There is an impression that a very complex society has developed, in the last few years, a rather simple, centralised governance mechanism in the hope that delivery can be better and more quickly driven. The complexity of governance then gets located within a single structure of authority rather than in the devolved structures envisaged in the Constitution, which should interact with one another continuously, and in response to their specific settings, to achieve defined goals. Collapse in a single structure of authority, because there is no robust backup, can be catastrophic.

The autonomy of devolved structures presents itself as an impediment only when visionary cohesion collapses. Where such cohesion is strong, the impediment is only illusory, particularly when it encourages healthy competition, for example, among the provinces, or where a province develops a character that is not necessarily autonomous politically but rather distinctive and a special source of regional pride.

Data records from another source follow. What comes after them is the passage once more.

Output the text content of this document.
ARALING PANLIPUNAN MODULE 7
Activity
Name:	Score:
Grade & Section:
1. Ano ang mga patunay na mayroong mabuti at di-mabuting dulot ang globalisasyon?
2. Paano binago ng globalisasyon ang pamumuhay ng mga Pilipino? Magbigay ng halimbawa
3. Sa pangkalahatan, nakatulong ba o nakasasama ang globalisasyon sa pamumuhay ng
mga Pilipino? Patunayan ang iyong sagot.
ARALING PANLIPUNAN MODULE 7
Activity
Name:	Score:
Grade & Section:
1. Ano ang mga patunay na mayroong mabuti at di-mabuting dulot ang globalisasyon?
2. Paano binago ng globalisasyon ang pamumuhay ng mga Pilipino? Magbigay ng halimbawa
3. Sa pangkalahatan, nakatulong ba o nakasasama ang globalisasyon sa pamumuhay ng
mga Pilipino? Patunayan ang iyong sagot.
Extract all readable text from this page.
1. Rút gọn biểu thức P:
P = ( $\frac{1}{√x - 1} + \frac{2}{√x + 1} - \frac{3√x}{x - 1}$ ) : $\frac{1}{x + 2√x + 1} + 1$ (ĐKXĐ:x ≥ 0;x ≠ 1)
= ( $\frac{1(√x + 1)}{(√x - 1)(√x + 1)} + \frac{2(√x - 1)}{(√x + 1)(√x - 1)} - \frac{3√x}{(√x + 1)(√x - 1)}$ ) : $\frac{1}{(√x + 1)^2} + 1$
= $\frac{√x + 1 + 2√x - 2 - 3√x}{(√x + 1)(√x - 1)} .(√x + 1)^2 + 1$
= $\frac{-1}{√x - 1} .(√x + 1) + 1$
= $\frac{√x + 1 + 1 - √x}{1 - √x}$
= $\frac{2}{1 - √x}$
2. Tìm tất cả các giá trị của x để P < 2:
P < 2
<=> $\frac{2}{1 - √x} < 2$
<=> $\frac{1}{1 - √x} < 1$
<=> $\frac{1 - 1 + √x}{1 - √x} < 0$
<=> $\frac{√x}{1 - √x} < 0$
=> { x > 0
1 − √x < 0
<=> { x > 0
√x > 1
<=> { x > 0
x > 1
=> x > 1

Such competition brings vibrancy to the country. It does not necessarily challenge the centre.

Devolved autonomy is vital in the interests of sustainable governance. The failure of various structures to actualise their constitutionally defined roles should not be attributed to the failure of the prescribed governance mechanism. It is too early to say that what we have has not worked. The only viable corrective will be in our ability to be robust in identifying the problems and dealing with them concertedly.

We have never had social cohesion in South Africa — certainly not since the Natives’ Land Act of 1913. What we definitely have had over the decades is a mobilising vision. Could it be that the mobilising vision, mistaken for social cohesion, is cracking under the weight of the reality and extent of social reconstruction, and that the legitimate framework for debating these problems is collapsing? If that is so, are we witnessing a cumulative failure of leadership?

I am making a descriptive rather than an evaluative inquiry. I do not believe that there is any single entity to be blamed. It is simply that we may be a country in search of another line of approach. What will it be?

I would like to suggest two avenues of approach — an inclusive model and a counter-intuitive model of leadership.

In an inclusive approach, leadership is exercised not only by those who have been put in some position of power to steer an organisation or institution. Leadership is what all of us do when we express, sincerely, our deepest feelings and thoughts; when we do our work, whatever it is, with passion and integrity.

Counter-intuitive leadership lies in the ability of leaders to read a problematic situation, assess probable outcomes and then recognise that those outcomes will only compound the problem. Genuine leadership, in this sense, requires going against probability in seeking unexpected outcomes. That’s what happened when we avoided a civil war and ended up with an “unexpected” democracy.

Right now, we may very well hear desperate calls for unity, when the counter-intuitive imperative would be to acknowledge disunity. A declaration of unity where it manifestly does not appear to exist will fail to reassure.

Many within the “broad alliance” might have the view that the mobilising vision of old may have transformed into a strategy of executive steering with a disposition towards an expectation of compliance. No matter how compelling the reasons for that tendency, it may be seen as part of a cumulative process in which popular notions of democratic governance are apparently undermined and devalued; and where public uncertainty in the midst of seeming crisis induces fear which could freeze public thinking at a time when more voices ought to be heard.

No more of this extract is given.